Efficient Data and Models: Training reasoning models effectively with less, high-quality data (LIMO (Ye et al., 5 Feb 2025), s1 (Muennighoff et al., 31 Jan 2025)), and enabling reasoning in Small LLMs (SLMs) through distillation techniques (mixed, counterfactual, feedback-driven) and model compression (quantization is found more effective than pruning for reasoning).
Evaluation and Benchmarks: Discusses benchmarks like Sys2Bench (Parashar et al., 18 Feb 2025) for evaluating diverse reasoning tasks, frameworks for measuring the "overthinking" phenomenon (Cuadron et al., 12 Feb 2025), and research on compute-optimal test-time scaling strategies (Liu et al., 10 Feb 2025).

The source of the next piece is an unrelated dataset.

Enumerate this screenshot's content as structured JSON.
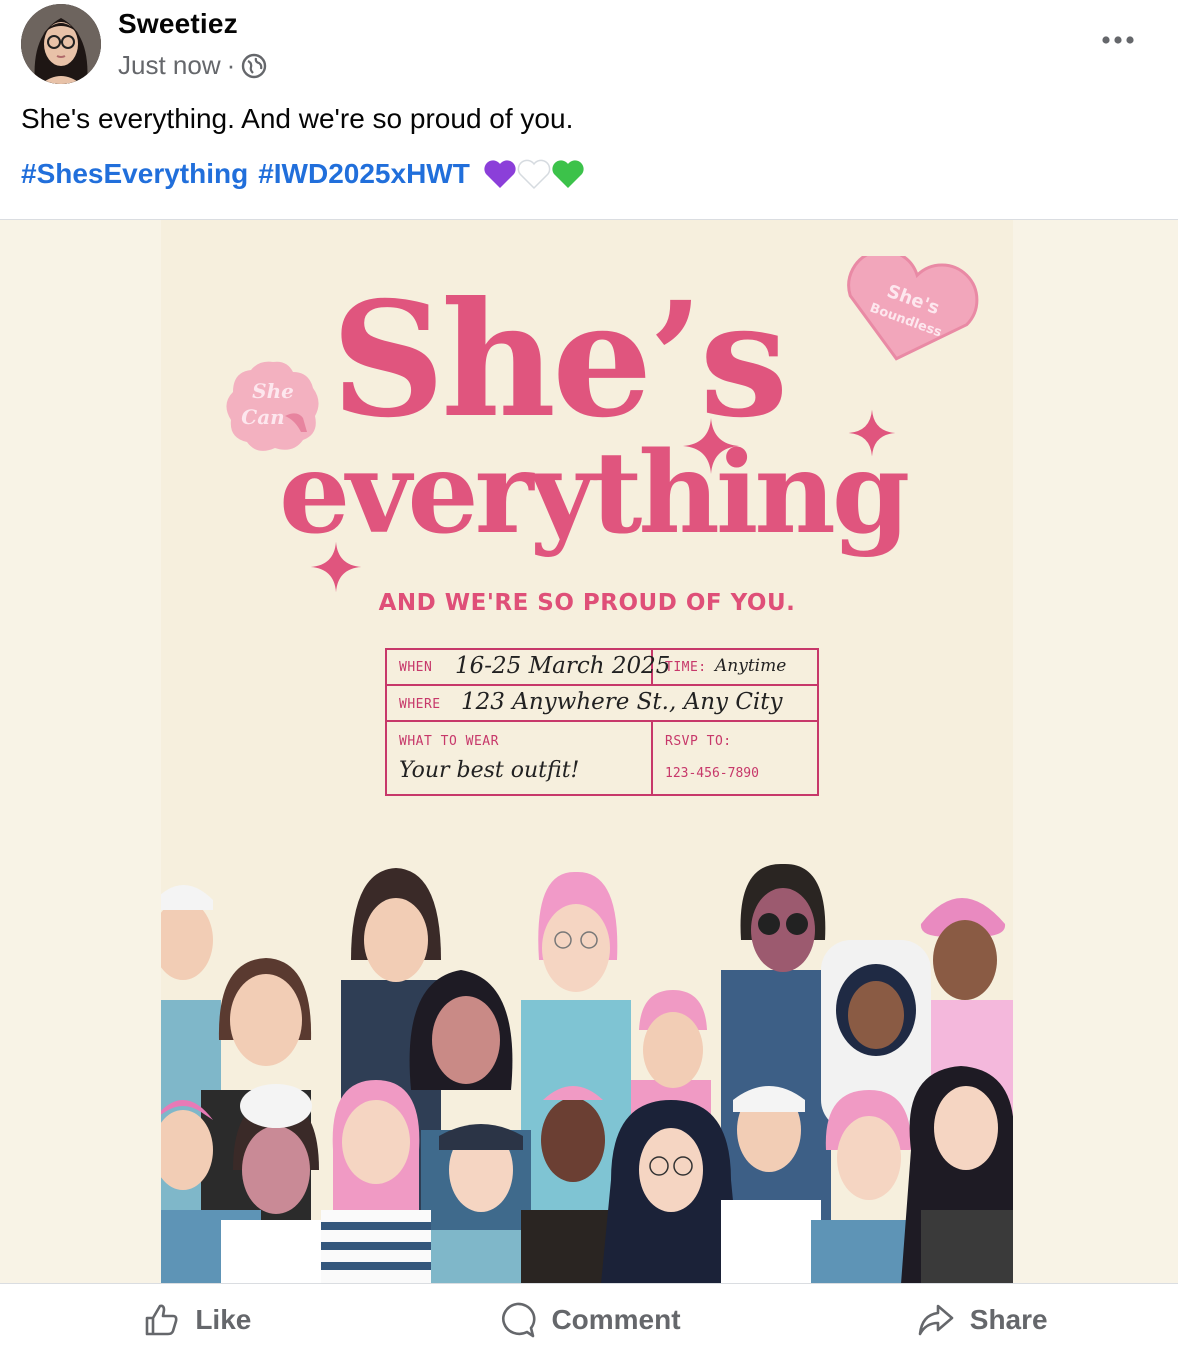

Finally, the paper touches upon applications in areas like autonomous driving, embodied AI, and healthcare, and discusses broader challenges such as the trade-off between safety and efficiency, and the relative merits of RL versus SFT for achieving efficient reasoning. It concludes by emphasizing the practical importance and economic value of developing efficient reasoning capabilities in LLMs.